Composition Artist Credit
Sonata for Keyboard and Violin No. 18 Wolfgang Amadeus Mozart, Composer
Dong Hyek Lim, Piano
Ji Young Lim, Violin
Wolfgang Amadeus Mozart, Composer
Sonata for Keyboard and Violin No. 21 Wolfgang Amadeus Mozart, Composer
Dong Hyek Lim, Piano
Ji Young Lim, Violin
Wolfgang Amadeus Mozart, Composer
Sonata for Keyboard and Violin No. 26 Wolfgang Amadeus Mozart, Composer
Dong Hyek Lim, Piano
Ji Young Lim, Violin
Wolfgang Amadeus Mozart, Composer
Sonata for Violin and Piano No. 1 Ludwig van Beethoven, Composer
Dong Hyek Lim, Piano
Ji Young Lim, Violin
Ludwig van Beethoven, Composer
PR blurbs can be revealing. The cover states that the violinist Ji Young Lim is ‘accompanied by fellow South Korean Dong Hyek Lim’. No she isn’t; both Mozart and Beethoven were explicit that these sonatas were for keyboard accompanied by violin. But if the idea that either player in a duo sonata has a secondary role harks back to an earlier generation, so too, you might think, do these performances: played with a distinctly creative approach to dynamics and a glossy, generous vibrato. Period style? Not here.

Instead, these are hugely enjoyable performances on their own unashamedly romantic terms. The minuet finale of K304 becomes a tragic slow movement, complete with halting rubato and drooping portamentos, and the opening bars of the Andantino of K378 have a delicacy and fragrance more suited to Chopin: Mozart as Dresden figurine. And why not, when it sounds as sincere and spontaneous as this? There’s nothing contrived about this playing. Ji Young Lim has a rather affecting way of moulding her tone over a phrase and Dong Hyek Lim’s playing is bright and lively. They’re both clearly on the same page; occasionally relentless (the finale of K301 is slightly stiff) but fresh and urgent in each of Mozart’s first movements.

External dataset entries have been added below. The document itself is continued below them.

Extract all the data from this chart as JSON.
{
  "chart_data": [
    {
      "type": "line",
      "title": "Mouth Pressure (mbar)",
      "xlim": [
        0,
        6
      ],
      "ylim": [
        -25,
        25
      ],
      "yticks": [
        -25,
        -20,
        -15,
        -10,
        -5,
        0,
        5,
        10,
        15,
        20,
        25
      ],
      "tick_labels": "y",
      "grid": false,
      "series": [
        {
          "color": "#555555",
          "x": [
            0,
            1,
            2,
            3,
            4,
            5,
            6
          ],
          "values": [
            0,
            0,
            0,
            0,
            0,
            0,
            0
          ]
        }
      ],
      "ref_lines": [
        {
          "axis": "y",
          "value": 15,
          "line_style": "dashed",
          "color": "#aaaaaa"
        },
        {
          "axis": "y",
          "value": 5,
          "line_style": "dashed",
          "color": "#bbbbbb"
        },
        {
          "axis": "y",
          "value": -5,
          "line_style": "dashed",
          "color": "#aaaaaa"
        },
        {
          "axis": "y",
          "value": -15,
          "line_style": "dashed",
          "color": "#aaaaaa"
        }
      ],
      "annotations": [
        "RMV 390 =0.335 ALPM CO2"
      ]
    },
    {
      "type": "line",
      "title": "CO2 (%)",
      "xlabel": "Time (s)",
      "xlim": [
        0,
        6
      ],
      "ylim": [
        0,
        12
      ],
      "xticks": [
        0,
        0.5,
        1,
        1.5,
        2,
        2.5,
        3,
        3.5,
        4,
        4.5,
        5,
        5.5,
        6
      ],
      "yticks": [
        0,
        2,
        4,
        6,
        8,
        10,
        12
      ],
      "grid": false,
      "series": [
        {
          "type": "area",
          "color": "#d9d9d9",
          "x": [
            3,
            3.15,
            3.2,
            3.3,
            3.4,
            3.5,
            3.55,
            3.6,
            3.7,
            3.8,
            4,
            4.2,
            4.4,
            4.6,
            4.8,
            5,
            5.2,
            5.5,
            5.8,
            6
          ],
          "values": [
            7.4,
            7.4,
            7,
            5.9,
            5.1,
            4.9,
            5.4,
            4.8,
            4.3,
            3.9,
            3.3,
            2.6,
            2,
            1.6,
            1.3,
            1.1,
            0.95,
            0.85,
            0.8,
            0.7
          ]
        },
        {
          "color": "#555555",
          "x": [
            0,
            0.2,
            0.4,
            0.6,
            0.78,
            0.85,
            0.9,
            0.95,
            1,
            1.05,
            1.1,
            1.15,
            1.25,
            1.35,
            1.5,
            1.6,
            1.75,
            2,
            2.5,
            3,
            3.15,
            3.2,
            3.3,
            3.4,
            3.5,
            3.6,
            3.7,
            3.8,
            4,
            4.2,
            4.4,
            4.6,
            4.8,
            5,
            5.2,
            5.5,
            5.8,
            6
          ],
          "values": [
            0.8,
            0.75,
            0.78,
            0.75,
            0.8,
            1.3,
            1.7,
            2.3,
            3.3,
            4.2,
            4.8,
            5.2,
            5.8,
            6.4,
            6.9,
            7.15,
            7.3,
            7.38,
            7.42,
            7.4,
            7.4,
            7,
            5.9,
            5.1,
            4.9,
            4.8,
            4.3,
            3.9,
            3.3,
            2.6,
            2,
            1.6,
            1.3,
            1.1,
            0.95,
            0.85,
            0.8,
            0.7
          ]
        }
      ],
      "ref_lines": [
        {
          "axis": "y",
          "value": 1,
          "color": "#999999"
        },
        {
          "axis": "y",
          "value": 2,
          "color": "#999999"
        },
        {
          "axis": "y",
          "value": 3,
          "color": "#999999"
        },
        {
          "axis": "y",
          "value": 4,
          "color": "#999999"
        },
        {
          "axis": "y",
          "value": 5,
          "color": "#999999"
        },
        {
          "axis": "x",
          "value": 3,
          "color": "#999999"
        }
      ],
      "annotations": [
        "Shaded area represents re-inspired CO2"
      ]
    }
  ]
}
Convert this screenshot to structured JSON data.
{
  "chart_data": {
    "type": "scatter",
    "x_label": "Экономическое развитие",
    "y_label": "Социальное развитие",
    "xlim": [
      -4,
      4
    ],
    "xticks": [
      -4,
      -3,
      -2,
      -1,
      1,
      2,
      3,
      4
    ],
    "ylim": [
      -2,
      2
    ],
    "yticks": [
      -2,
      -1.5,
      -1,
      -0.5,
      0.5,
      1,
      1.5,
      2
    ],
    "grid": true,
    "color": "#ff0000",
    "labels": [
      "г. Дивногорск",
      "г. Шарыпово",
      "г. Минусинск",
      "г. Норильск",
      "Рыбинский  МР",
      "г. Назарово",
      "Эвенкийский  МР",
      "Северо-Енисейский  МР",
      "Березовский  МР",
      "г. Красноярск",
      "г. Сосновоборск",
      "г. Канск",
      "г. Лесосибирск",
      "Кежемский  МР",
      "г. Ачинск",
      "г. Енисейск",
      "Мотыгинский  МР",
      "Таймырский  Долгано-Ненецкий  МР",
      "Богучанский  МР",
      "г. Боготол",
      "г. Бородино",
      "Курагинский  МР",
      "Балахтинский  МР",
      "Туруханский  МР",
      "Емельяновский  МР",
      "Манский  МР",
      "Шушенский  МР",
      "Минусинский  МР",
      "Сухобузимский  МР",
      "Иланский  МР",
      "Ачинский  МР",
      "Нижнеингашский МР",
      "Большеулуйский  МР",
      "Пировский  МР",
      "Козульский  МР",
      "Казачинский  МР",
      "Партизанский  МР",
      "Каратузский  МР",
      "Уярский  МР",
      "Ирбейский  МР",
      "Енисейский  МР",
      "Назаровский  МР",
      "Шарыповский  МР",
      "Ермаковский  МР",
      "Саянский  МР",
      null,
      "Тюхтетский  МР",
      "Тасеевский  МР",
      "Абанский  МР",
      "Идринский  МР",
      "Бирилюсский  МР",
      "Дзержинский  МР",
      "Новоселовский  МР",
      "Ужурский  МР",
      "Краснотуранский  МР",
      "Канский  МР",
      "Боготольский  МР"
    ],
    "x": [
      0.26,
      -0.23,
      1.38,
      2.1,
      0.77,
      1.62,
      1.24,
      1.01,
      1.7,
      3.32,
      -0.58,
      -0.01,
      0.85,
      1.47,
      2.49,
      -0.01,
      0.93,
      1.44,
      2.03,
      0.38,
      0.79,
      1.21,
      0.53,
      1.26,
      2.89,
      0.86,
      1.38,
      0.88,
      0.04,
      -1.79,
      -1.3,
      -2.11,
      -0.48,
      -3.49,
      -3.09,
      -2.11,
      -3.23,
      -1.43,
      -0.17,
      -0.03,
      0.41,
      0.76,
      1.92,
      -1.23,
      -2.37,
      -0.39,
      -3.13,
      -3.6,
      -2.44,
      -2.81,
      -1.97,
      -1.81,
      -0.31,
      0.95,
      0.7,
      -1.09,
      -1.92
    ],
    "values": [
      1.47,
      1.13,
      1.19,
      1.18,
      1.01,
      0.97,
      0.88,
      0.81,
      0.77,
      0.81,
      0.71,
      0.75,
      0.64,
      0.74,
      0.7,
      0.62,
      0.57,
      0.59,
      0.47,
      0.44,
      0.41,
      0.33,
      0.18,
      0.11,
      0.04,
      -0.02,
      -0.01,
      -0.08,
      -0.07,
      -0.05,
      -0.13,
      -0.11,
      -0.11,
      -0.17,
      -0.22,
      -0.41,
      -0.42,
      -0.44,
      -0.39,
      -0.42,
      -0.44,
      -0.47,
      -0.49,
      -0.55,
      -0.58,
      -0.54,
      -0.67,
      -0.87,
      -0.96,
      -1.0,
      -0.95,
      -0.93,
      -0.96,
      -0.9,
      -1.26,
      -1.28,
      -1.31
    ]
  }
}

And when, with a grandiose opening chord, they launch themselves at the Beethoven, it fits like a glove. All right, not stylistically, perhaps, but there’s a directness and an ardour here that the young Beethoven would surely have endorsed. The recorded sound has just the slightest suggestion of having been artificially weighted towards the violin. But everything about this disc is a little bit over the top and, I have to say, I enjoyed it a lot.